/// FCC’s Genachowski Grilled Over Moving TV Political Files Online

March 19, 2012  |  Media Week

Federal Communications Commission Chairman Julius Genachowski got an earful Monday from GOP members of the House Appropriations Subcommittee over the agency's proposal to require TV stations disclose online the buyers of political ads and how much they spent. Currently, political advertising data is kept in paper form stuffed in file cabinets at each TV station. An FCC proposal would move a TV station's entire public file, including political advertising information, online. The FCC proposal comes just as TV stations are preparing for one of the biggest political advertising windfalls ever, which could add up to more than $3 billion this year, per various estimates. But broadcasters have balked at the new requirement for political advertising, and today, the GOP took up their arguments one by one. Implying that the FCC's interest in the move might be more political than practical, Rep. Jo Ann Emerson (R-Mo.), chair of the Subcommittee on Financial Services and General Government asked Genachowski: “Why do you care about this?
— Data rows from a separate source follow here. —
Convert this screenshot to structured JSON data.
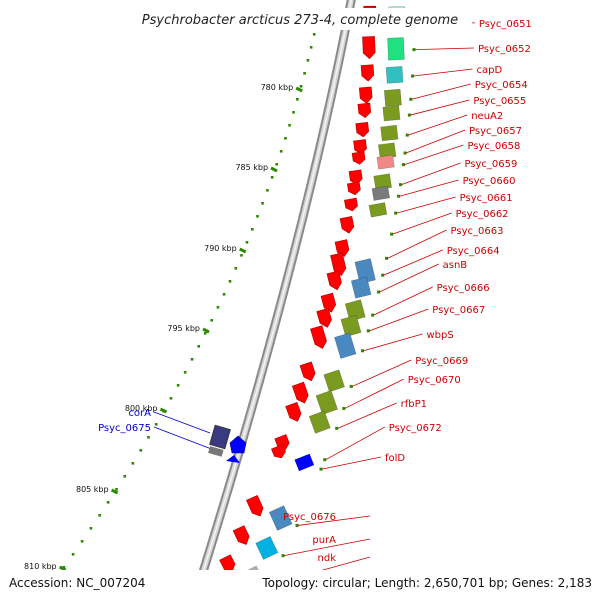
{
  "title": "Psychrobacter arcticus 273-4, complete genome",
  "footer": {
    "accession": "Accession: NC_007204",
    "topology": "Topology: circular; Length: 2,650,701 bp; Genes: 2,183"
  },
  "colors": {
    "forward_gene": "#ff0000",
    "reverse_gene": "#0000ff",
    "forward_label": "#cc0000",
    "reverse_label": "#0000cc",
    "scale_dots": "#2a8a00",
    "backbone": "#9a9a9a"
  },
  "scale_ticks": [
    {
      "label": "780 kbp"
    },
    {
      "label": "785 kbp"
    },
    {
      "label": "790 kbp"
    },
    {
      "label": "795 kbp"
    },
    {
      "label": "800 kbp"
    },
    {
      "label": "805 kbp"
    },
    {
      "label": "810 kbp"
    }
  ],
  "forward_genes": [
    {
      "label": "Psyc_0651",
      "cog_color": "#a8e0d8"
    },
    {
      "label": "Psyc_0652",
      "cog_color": "#20e080"
    },
    {
      "label": "capD",
      "cog_color": "#30c0c0"
    },
    {
      "label": "Psyc_0654",
      "cog_color": "#7a9a20"
    },
    {
      "label": "Psyc_0655",
      "cog_color": "#7a9a20"
    },
    {
      "label": "neuA2",
      "cog_color": "#7a9a20"
    },
    {
      "label": "Psyc_0657",
      "cog_color": "#7a9a20"
    },
    {
      "label": "Psyc_0658",
      "cog_color": "#f08888"
    },
    {
      "label": "Psyc_0659",
      "cog_color": "#7a9a20"
    },
    {
      "label": "Psyc_0660",
      "cog_color": "#7a7a7a"
    },
    {
      "label": "Psyc_0661",
      "cog_color": "#7a9a20"
    },
    {
      "label": "Psyc_0662",
      "cog_color": ""
    },
    {
      "label": "Psyc_0663",
      "cog_color": ""
    },
    {
      "label": "Psyc_0664",
      "cog_color": "#4a88c0"
    },
    {
      "label": "asnB",
      "cog_color": "#4a88c0"
    },
    {
      "label": "Psyc_0666",
      "cog_color": "#7a9a20"
    },
    {
      "label": "Psyc_0667",
      "cog_color": "#7a9a20"
    },
    {
      "label": "wbpS",
      "cog_color": "#4a88c0"
    },
    {
      "label": "Psyc_0669",
      "cog_color": "#7a9a20"
    },
    {
      "label": "Psyc_0670",
      "cog_color": "#7a9a20"
    },
    {
      "label": "rfbP1",
      "cog_color": "#7a9a20"
    },
    {
      "label": "Psyc_0672",
      "cog_color": ""
    },
    {
      "label": "folD",
      "cog_color": "#0000ff"
    },
    {
      "label": "Psyc_0676",
      "cog_color": "#4a88c0"
    },
    {
      "label": "purA",
      "cog_color": "#00b0e0"
    },
    {
      "label": "ndk",
      "cog_color": "#b0b0b0"
    }
  ],
  "reverse_genes": [
    {
      "label": "corA",
      "cog_color": "#3a3a80"
    },
    {
      "label": "Psyc_0675",
      "cog_color": "#0000ff"
    }
  ]
}
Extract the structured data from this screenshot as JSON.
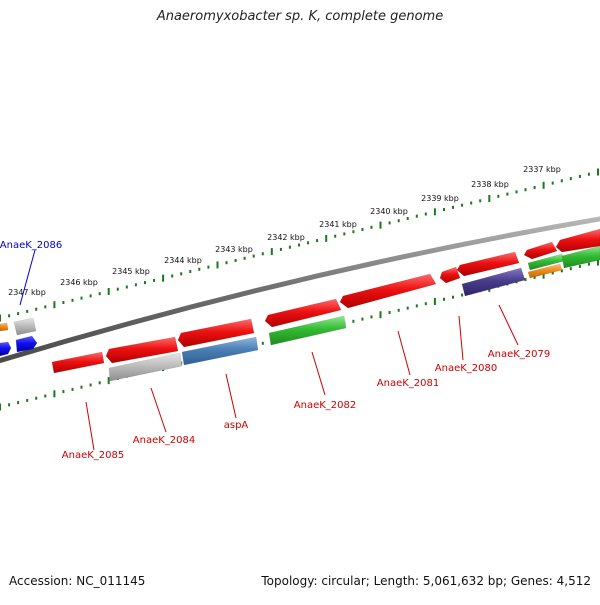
{
  "title": "Anaeromyxobacter sp. K, complete genome",
  "footer": {
    "accession": "Accession: NC_011145",
    "summary": "Topology: circular; Length: 5,061,632 bp; Genes: 4,512"
  },
  "ruler_labels": [
    "2337 kbp",
    "2338 kbp",
    "2339 kbp",
    "2340 kbp",
    "2341 kbp",
    "2342 kbp",
    "2343 kbp",
    "2344 kbp",
    "2345 kbp",
    "2346 kbp",
    "2347 kbp"
  ],
  "gene_labels": [
    {
      "text": "AnaeK_2086",
      "color": "#0000cc"
    },
    {
      "text": "AnaeK_2085",
      "color": "#cc0000"
    },
    {
      "text": "AnaeK_2084",
      "color": "#cc0000"
    },
    {
      "text": "aspA",
      "color": "#cc0000"
    },
    {
      "text": "AnaeK_2082",
      "color": "#cc0000"
    },
    {
      "text": "AnaeK_2081",
      "color": "#cc0000"
    },
    {
      "text": "AnaeK_2080",
      "color": "#cc0000"
    },
    {
      "text": "AnaeK_2079",
      "color": "#cc0000"
    }
  ],
  "colors": {
    "cds": "#ee1111",
    "backbone": "#777777",
    "ruler_ticks": "#1a7a1a",
    "gene_label_red": "#cc0000",
    "gene_label_blue": "#0000cc",
    "green_feature": "#33bb33",
    "blue_feature": "#4a7fb5",
    "purple_feature": "#4a3d8c",
    "gray_feature": "#aaaaaa",
    "orange_feature": "#f08c1e",
    "blue_gene": "#1010ee"
  }
}
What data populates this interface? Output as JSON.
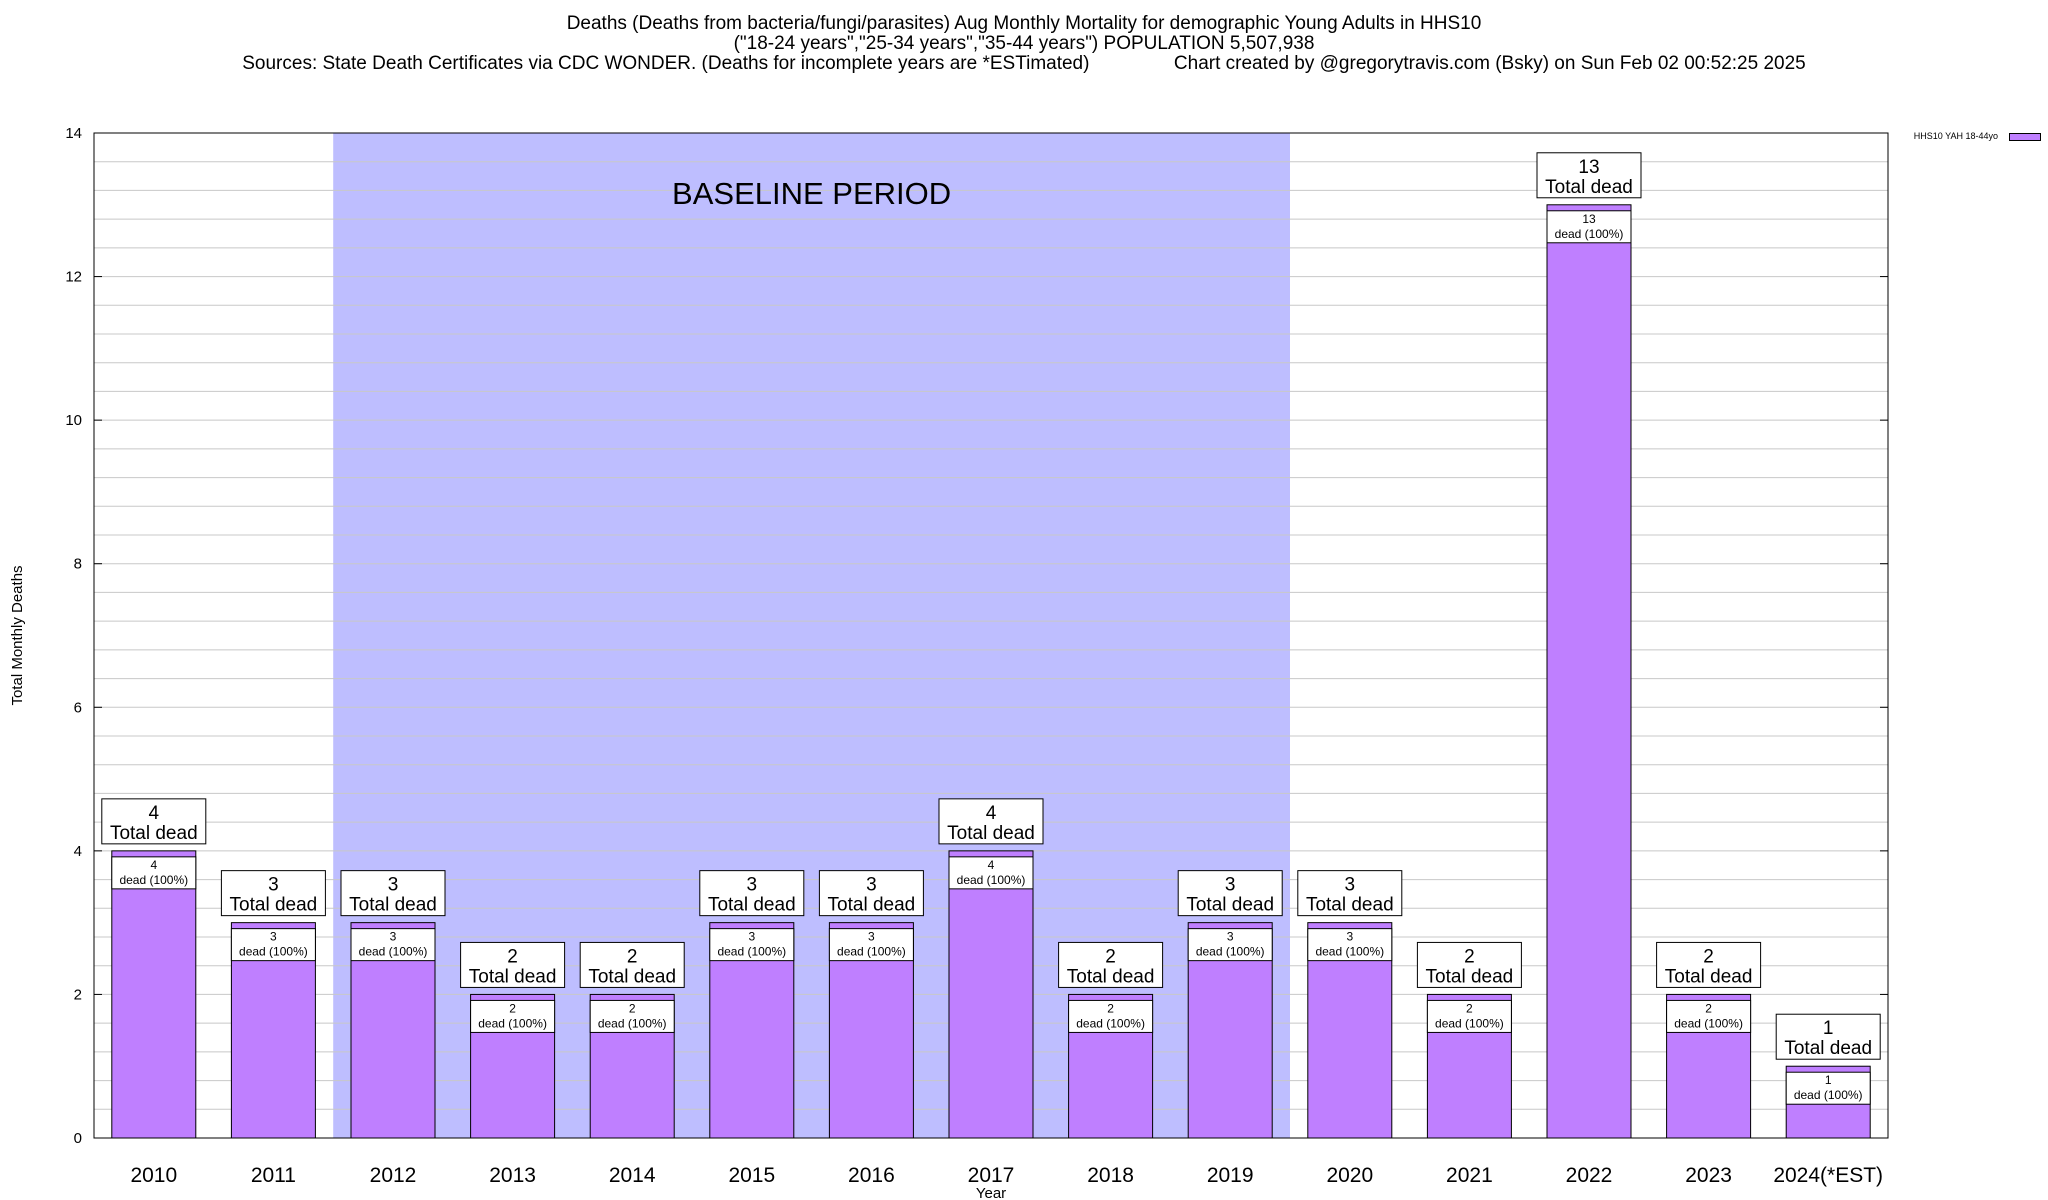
{
  "title_lines": [
    "Deaths (Deaths from bacteria/fungi/parasites) Aug Monthly Mortality for demographic Young Adults in HHS10",
    "(\"18-24 years\",\"25-34 years\",\"35-44 years\") POPULATION 5,507,938",
    "Sources: State Death Certificates via CDC WONDER. (Deaths for incomplete years are *ESTimated)                Chart created by @gregorytravis.com (Bsky) on Sun Feb 02 00:52:25 2025"
  ],
  "legend": {
    "label": "HHS10 YAH 18-44yo",
    "color": "#bf7fff"
  },
  "colors": {
    "bar": "#bf7fff",
    "baseline": "#bebeff",
    "grid": "#c8c8c8"
  },
  "chart_data": {
    "type": "bar",
    "title": "Deaths (Deaths from bacteria/fungi/parasites) Aug Monthly Mortality for demographic Young Adults in HHS10",
    "xlabel": "Year",
    "ylabel": "Total Monthly Deaths",
    "ylim": [
      0,
      14
    ],
    "yticks": [
      0,
      2,
      4,
      6,
      8,
      10,
      12,
      14
    ],
    "grid": true,
    "legend_position": "top-right",
    "categories": [
      "2010",
      "2011",
      "2012",
      "2013",
      "2014",
      "2015",
      "2016",
      "2017",
      "2018",
      "2019",
      "2020",
      "2021",
      "2022",
      "2023",
      "2024(*EST)"
    ],
    "series": [
      {
        "name": "HHS10 YAH 18-44yo",
        "values": [
          4,
          3,
          3,
          2,
          2,
          3,
          3,
          4,
          2,
          3,
          3,
          2,
          13,
          2,
          1
        ]
      }
    ],
    "total_label": "Total dead",
    "inner_label": "dead (100%)",
    "baseline_period": {
      "label": "BASELINE PERIOD",
      "from": "2012",
      "to": "2019"
    }
  }
}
You have more important things to worry about. Why in the world is this a big priority?” Genachowski explained that the idea was part of a broader rulemaking proposal to move TV stations' public disclosure files online. “Across the board, the FCC has been looking to move from paper to digital,” Genachowski said. The broadcaster arguments were echoed by Commissioner Robert McDowell, the sole Republican on the Commission who warned of “unintended consequences” of a proposal that he said was more FCC “mission creep,” that might better be served by the Federal Election Commission.